Her father was very angry at her the day he realized that materials kept appearing. She was accused for being a thief, but no one in the village had seen her go outside, or even remembered he had a daughter. No one reported any clothing or anything else missing, either. She was still punished, but it could have been worse. Her legs and hands would heal for the most part.
A couple years went by of her tending the house and the household clothing. Her mother had passed quite some time ago, and it was only her and her father. No one had wanted to buy her, and so she got married to her father.

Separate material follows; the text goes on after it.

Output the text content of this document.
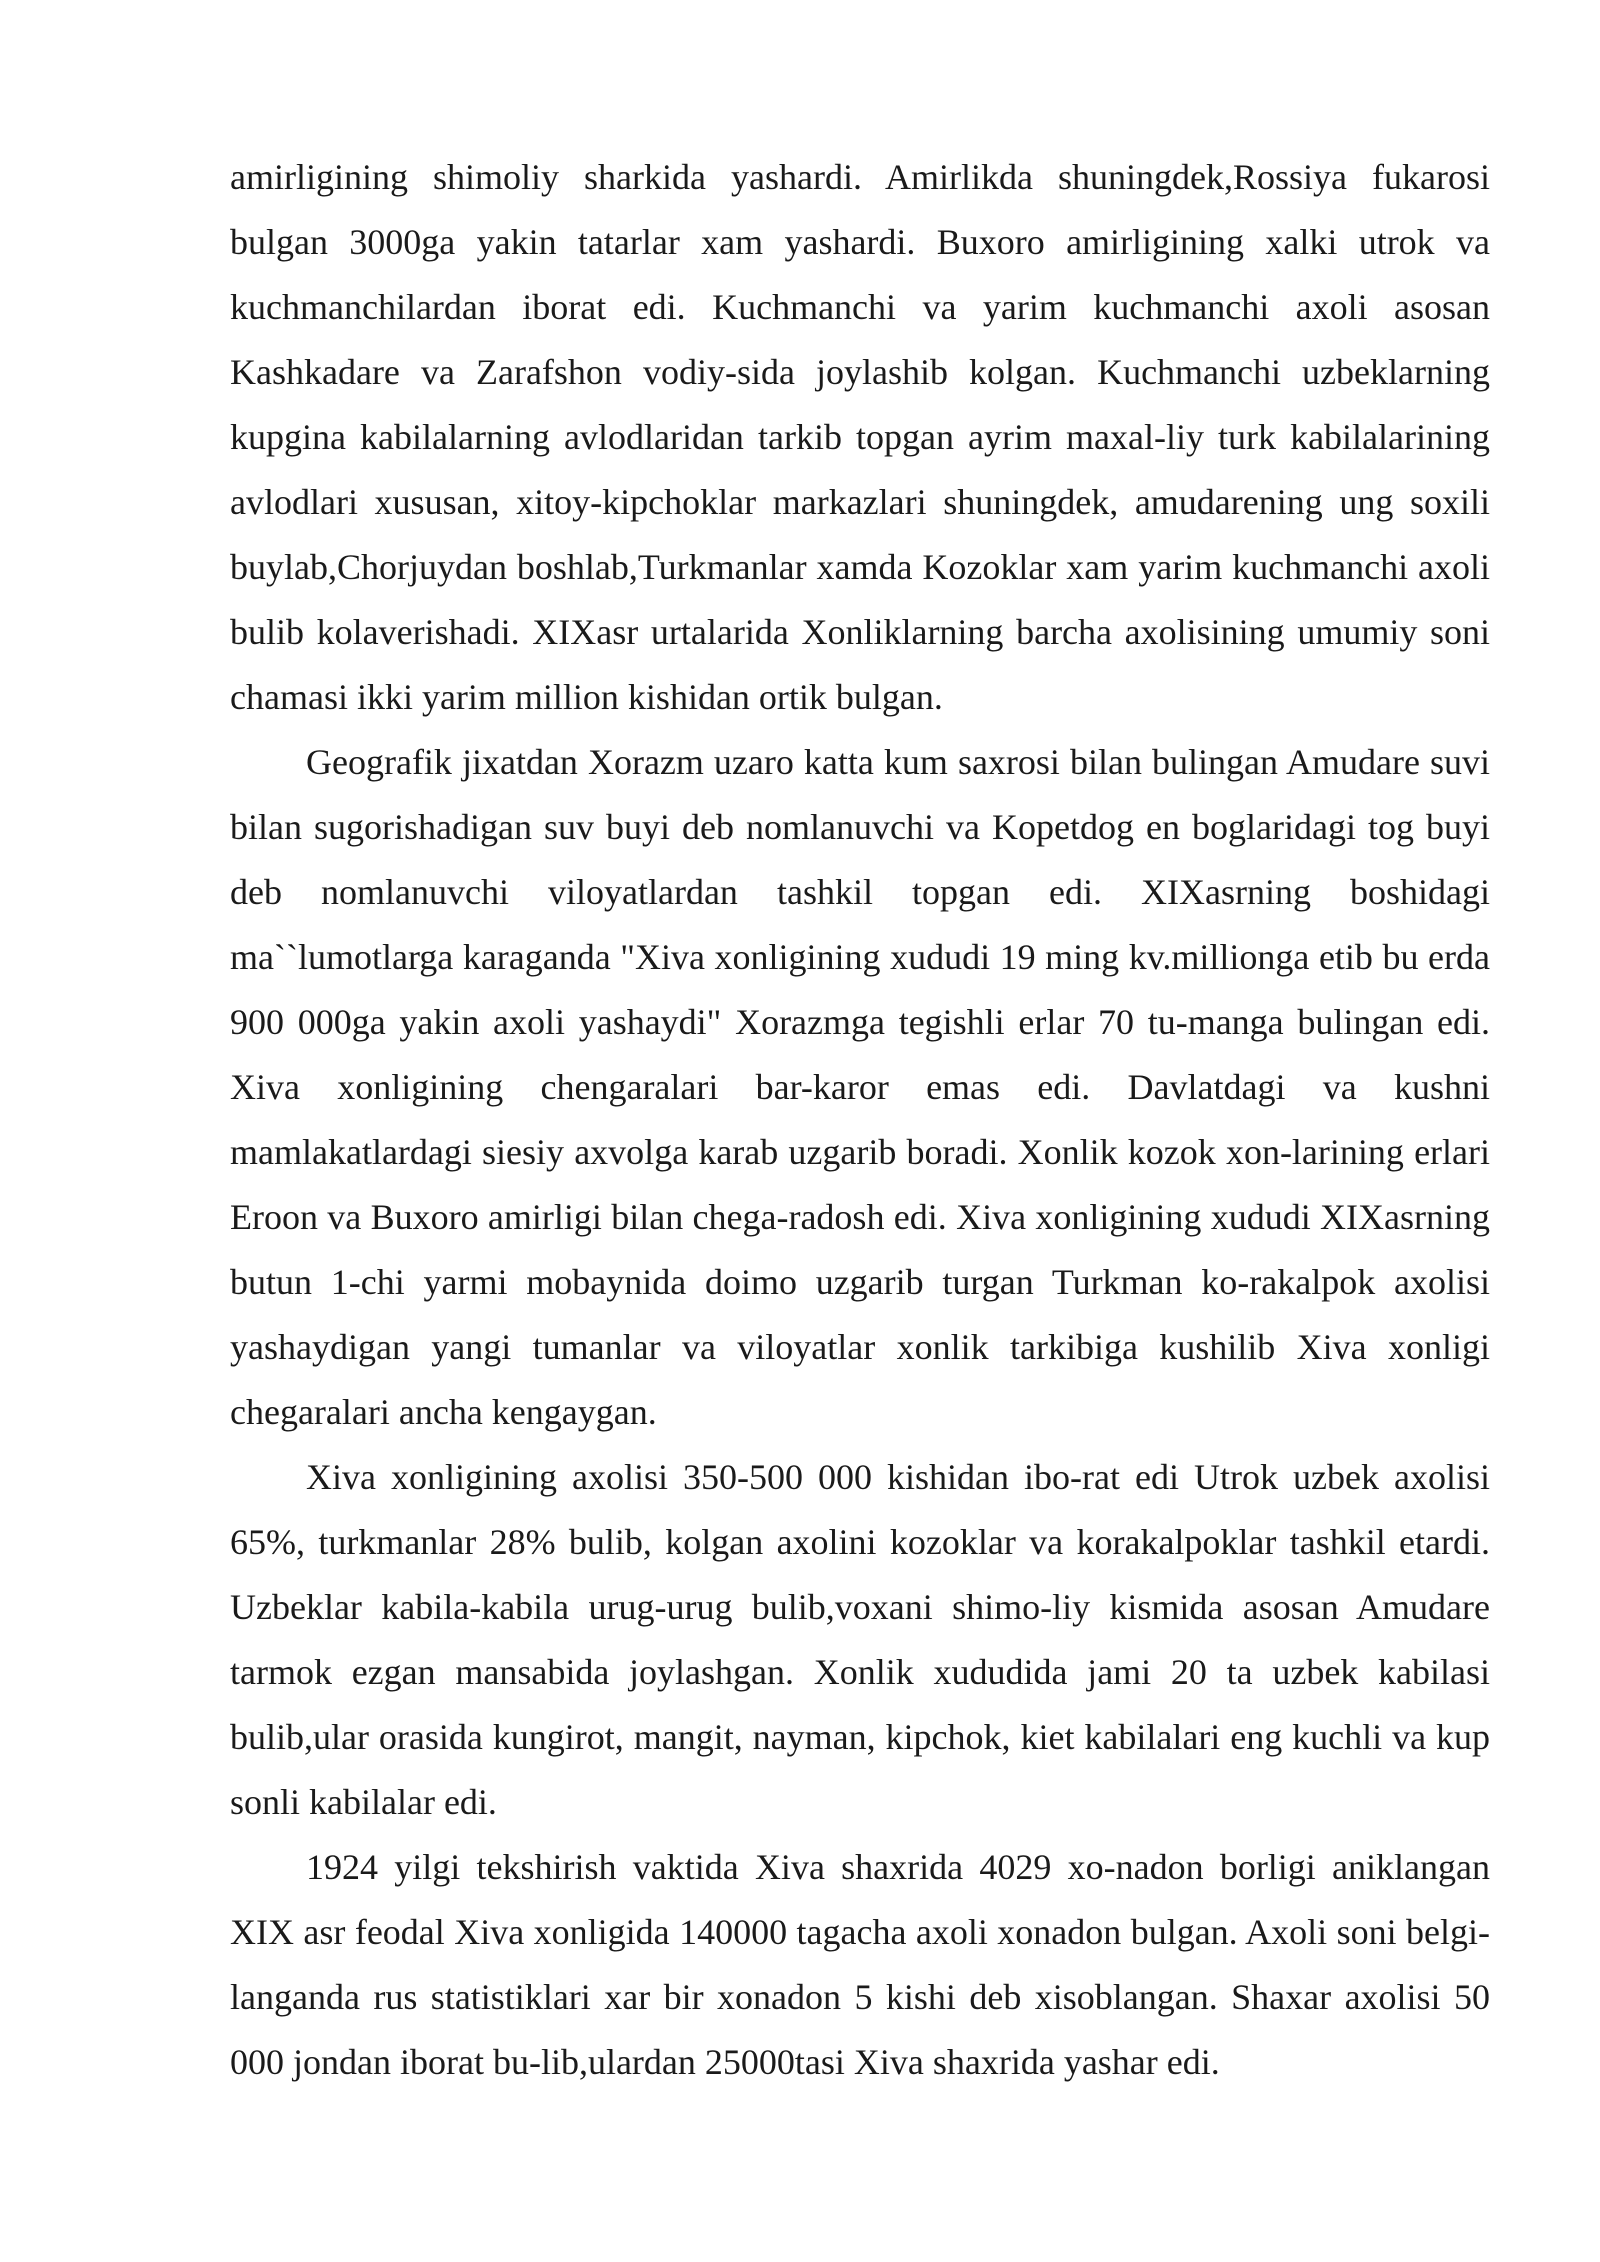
amirligining shimoliy sharkida yashardi. Amirlikda shuningdek,Rossiya fukarosi bulgan 3000ga yakin tatarlar xam yashardi. Buxoro amirligining xalki utrok va kuchmanchilardan iborat edi. Kuchmanchi va yarim kuchmanchi axoli asosan Kashkadare va Zarafshon vodiy-sida joylashib kolgan. Kuchmanchi uzbeklarning kupgina kabilalarning avlodlaridan tarkib topgan ayrim maxal-liy turk kabilalarining avlodlari xususan, xitoy-kipchoklar markazlari shuningdek, amudarening ung soxili buylab,Chorjuydan boshlab,Turkmanlar xamda Kozoklar xam yarim kuchmanchi axoli bulib kolaverishadi. XIXasr urtalarida Xonliklarning barcha axolisining umumiy soni chamasi ikki yarim million kishidan ortik bulgan.

Geografik jixatdan Xorazm uzaro katta kum saxrosi bilan bulingan Amudare suvi bilan sugorishadigan suv buyi deb nomlanuvchi va Kopetdog en boglaridagi tog buyi deb nomlanuvchi viloyatlardan tashkil topgan edi. XIXasrning boshidagi ma``lumotlarga karaganda "Xiva xonligining xududi 19 ming kv.millionga etib bu erda 900 000ga yakin axoli yashaydi" Xorazmga tegishli erlar 70 tu-manga bulingan edi. Xiva xonligining chengaralari bar-karor emas edi. Davlatdagi va kushni mamlakatlardagi siesiy axvolga karab uzgarib boradi. Xonlik kozok xon-larining erlari Eroon va Buxoro amirligi bilan chega-radosh edi. Xiva xonligining xududi XIXasrning butun 1-chi yarmi mobaynida doimo uzgarib turgan Turkman ko-rakalpok axolisi yashaydigan yangi tumanlar va viloyatlar xonlik tarkibiga kushilib Xiva xonligi chegaralari ancha kengaygan.

Xiva xonligining axolisi 350-500 000 kishidan ibo-rat edi Utrok uzbek axolisi 65%, turkmanlar 28% bulib, kolgan axolini kozoklar va korakalpoklar tashkil etardi. Uzbeklar kabila-kabila urug-urug bulib,voxani shimo-liy kismida asosan Amudare tarmok ezgan mansabida joylashgan. Xonlik xududida jami 20 ta uzbek kabilasi bulib,ular orasida kungirot, mangit, nayman, kipchok, kiet kabilalari eng kuchli va kup sonli kabilalar edi.

1924 yilgi tekshirish vaktida Xiva shaxrida 4029 xo-nadon borligi aniklangan XIX asr feodal Xiva xonligida 140000 tagacha axoli xonadon bulgan. Axoli soni belgi-langanda rus statistiklari xar bir xonadon 5 kishi deb xisoblangan. Shaxar axolisi 50 000 jondan iborat bu-lib,ulardan 25000tasi Xiva shaxrida yashar edi.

Teegrye's dress was very pretty and a brightly colored patchwork of patterns and textures by then. She had even learned how to turn cobwebs into thread, and make cloth out of it. The new fishing net was much better- her husband hadn't complained about bad fishing since she made it.
But she wasn't able to make babies, and her husband became very angry at her. He had been angry with her since the first cloth showed up, which even she didn't know how that happened. One day, there was a knock on the door. She opened it, and there stood her husband- standing behind some soldiers.
...
Back at the castle, a flower pot got a new etching so her core could be fit into its artwork.